Properties of Black Holes in Toroidally Compactified String Theory

TL;DR

This work surveys the macroscopic and microscopic properties of black holes in toroidally compactified string theories across dimensions $4\le D\le 9$, focusing on generating solutions created by dualities and their BPS limits. It derives entropy formulas for $D=4$, $D=5$, and $5<D<10$, discusses duality-invariant representations, and connects these classical results to microscopic counts from elementary strings, quantum hair, and D-branes, including the Strominger–Vafa paradigm. The authors then present a unifying M-theory perspective by interpreting these black holes as intersecting M-branes, showing how harmonic and non-extremality functions encode their structure.
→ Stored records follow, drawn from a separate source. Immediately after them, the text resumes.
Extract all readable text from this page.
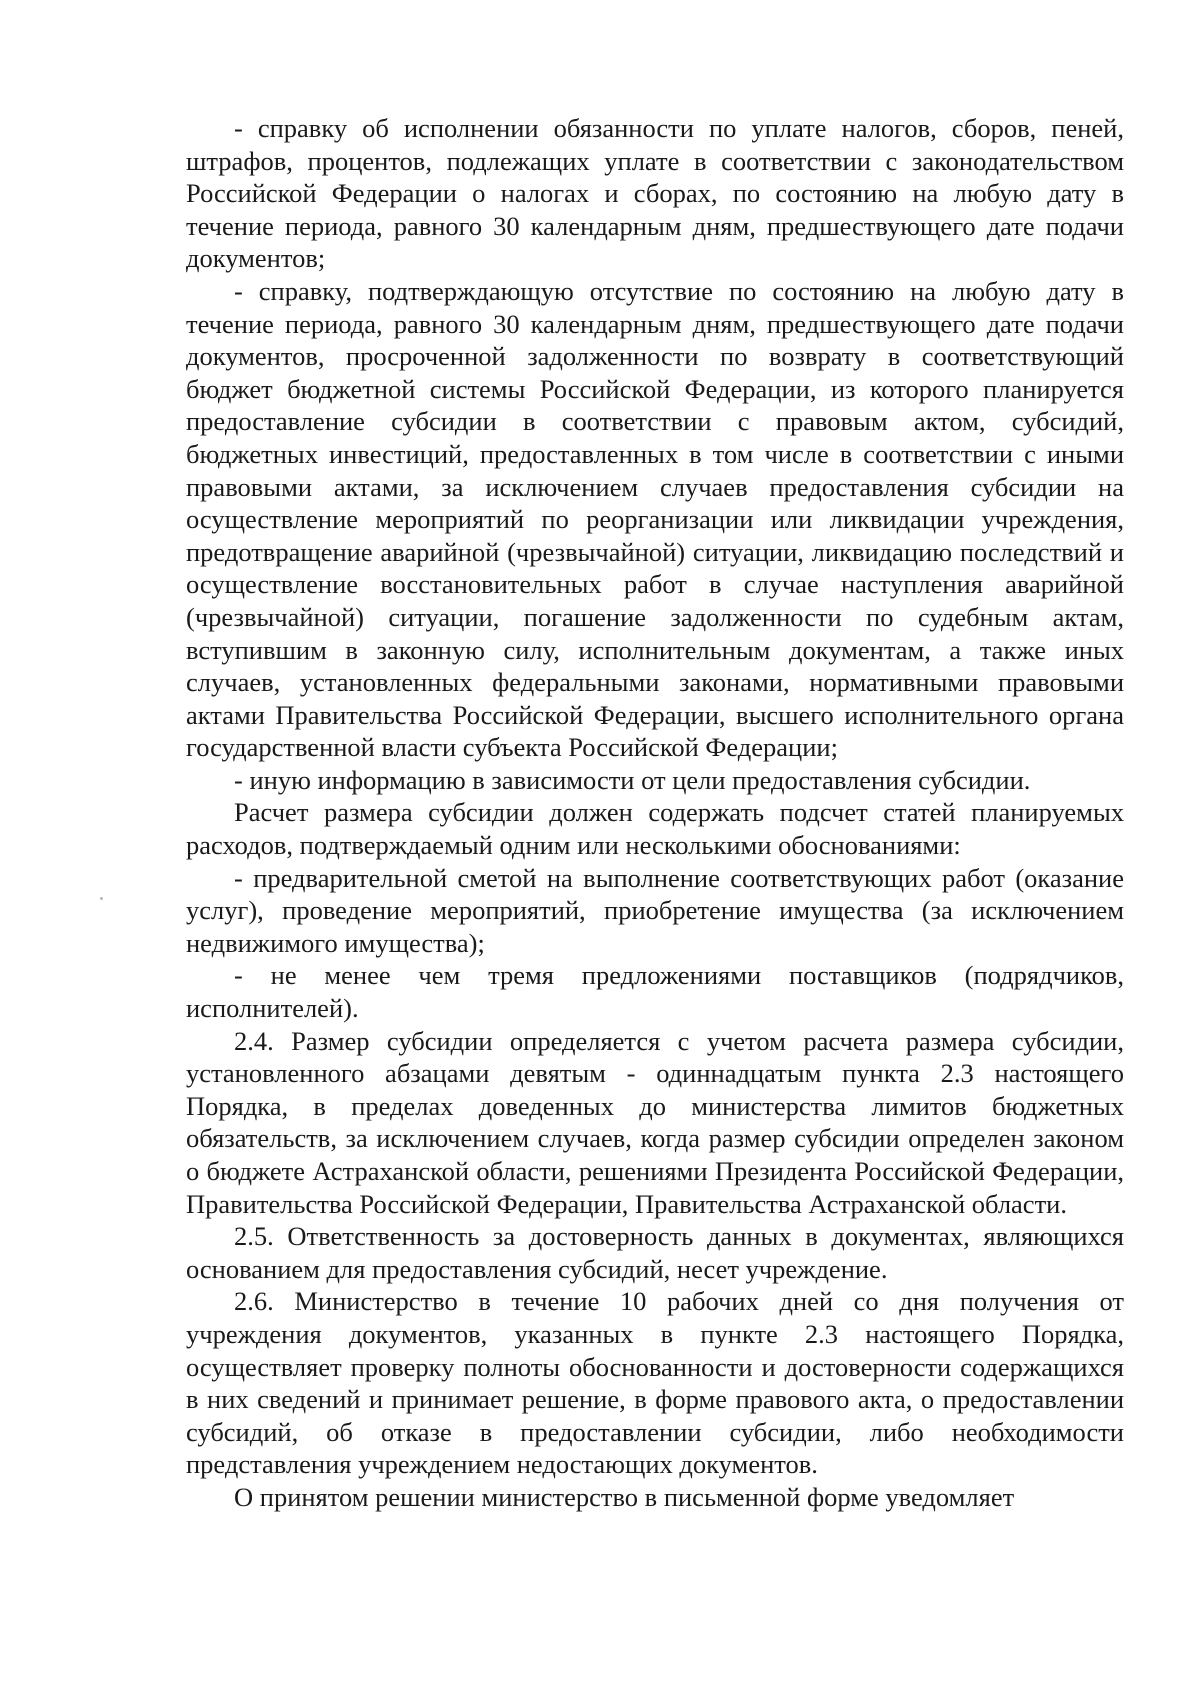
- справку об исполнении обязанности по уплате налогов, сборов, пеней, штрафов, процентов, подлежащих уплате в соответствии с законодательством Российской Федерации о налогах и сборах, по состоянию на любую дату в течение периода, равного 30 календарным дням, предшествующего дате подачи документов;

- справку, подтверждающую отсутствие по состоянию на любую дату в течение периода, равного 30 календарным дням, предшествующего дате подачи документов, просроченной задолженности по возврату в соответствующий бюджет бюджетной системы Российской Федерации, из которого планируется предоставление субсидии в соответствии с правовым актом, субсидий, бюджетных инвестиций, предоставленных в том числе в соответствии с иными правовыми актами, за исключением случаев предоставления субсидии на осуществление мероприятий по реорганизации или ликвидации учреждения, предотвращение аварийной (чрезвычайной) ситуации, ликвидацию последствий и осуществление восстановительных работ в случае наступления аварийной (чрезвычайной) ситуации, погашение задолженности по судебным актам, вступившим в законную силу, исполнительным документам, а также иных случаев, установленных федеральными законами, нормативными правовыми актами Правительства Российской Федерации, высшего исполнительного органа государственной власти субъекта Российской Федерации;

- иную информацию в зависимости от цели предоставления субсидии.

Расчет размера субсидии должен содержать подсчет статей планируемых расходов, подтверждаемый одним или несколькими обоснованиями:

- предварительной сметой на выполнение соответствующих работ (оказание услуг), проведение мероприятий, приобретение имущества (за исключением недвижимого имущества);

- не менее чем тремя предложениями поставщиков (подрядчиков, исполнителей).

2.4. Размер субсидии определяется с учетом расчета размера субсидии, установленного абзацами девятым - одиннадцатым пункта 2.3 настоящего Порядка, в пределах доведенных до министерства лимитов бюджетных обязательств, за исключением случаев, когда размер субсидии определен законом о бюджете Астраханской области, решениями Президента Российской Федерации, Правительства Российской Федерации, Правительства Астраханской области.

2.5. Ответственность за достоверность данных в документах, являющихся основанием для предоставления субсидий, несет учреждение.

2.6. Министерство в течение 10 рабочих дней со дня получения от учреждения документов, указанных в пункте 2.3 настоящего Порядка, осуществляет проверку полноты обоснованности и достоверности содержащихся в них сведений и принимает решение, в форме правового акта, о предоставлении субсидий, об отказе в предоставлении субсидии, либо необходимости представления учреждением недостающих документов.

О принятом решении министерство в письменной форме уведомляет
The work highlights that the macroscopic entropy exhibits forms that align with microscopic degeneracies in near-BPS and non-extremal regimes, supporting a deep link between gravity and string/M-theory microphysics with potential broader applicability beyond strictly BPS configurations.

Abstract

We review the macroscopic and microscopic properties of black holes of toroidally compactified heterotic and Type II string theory in dimensions 4<=D<=9. General charged rotating black hole solutions are obtained by acting on a generating solution with classical duality symmetries. In D=4, D=5 and 6<=D<=9, the generating solution for both toroidally compactified Type II and heterotic strings is specified by the ADM mass, [(D-1)/2]-angular momentum components and five, three and two charges, respectively. We give the Bekenstein-Hawking entropy for these solutions, address the BPS-saturated limit and compare the results to calculations of the microscopic entropy both in the NS-NS sector and the R-R sector of the theory. We also interpret such black hole solutions as dimensionally reduced intersecting p-branes of M-theory.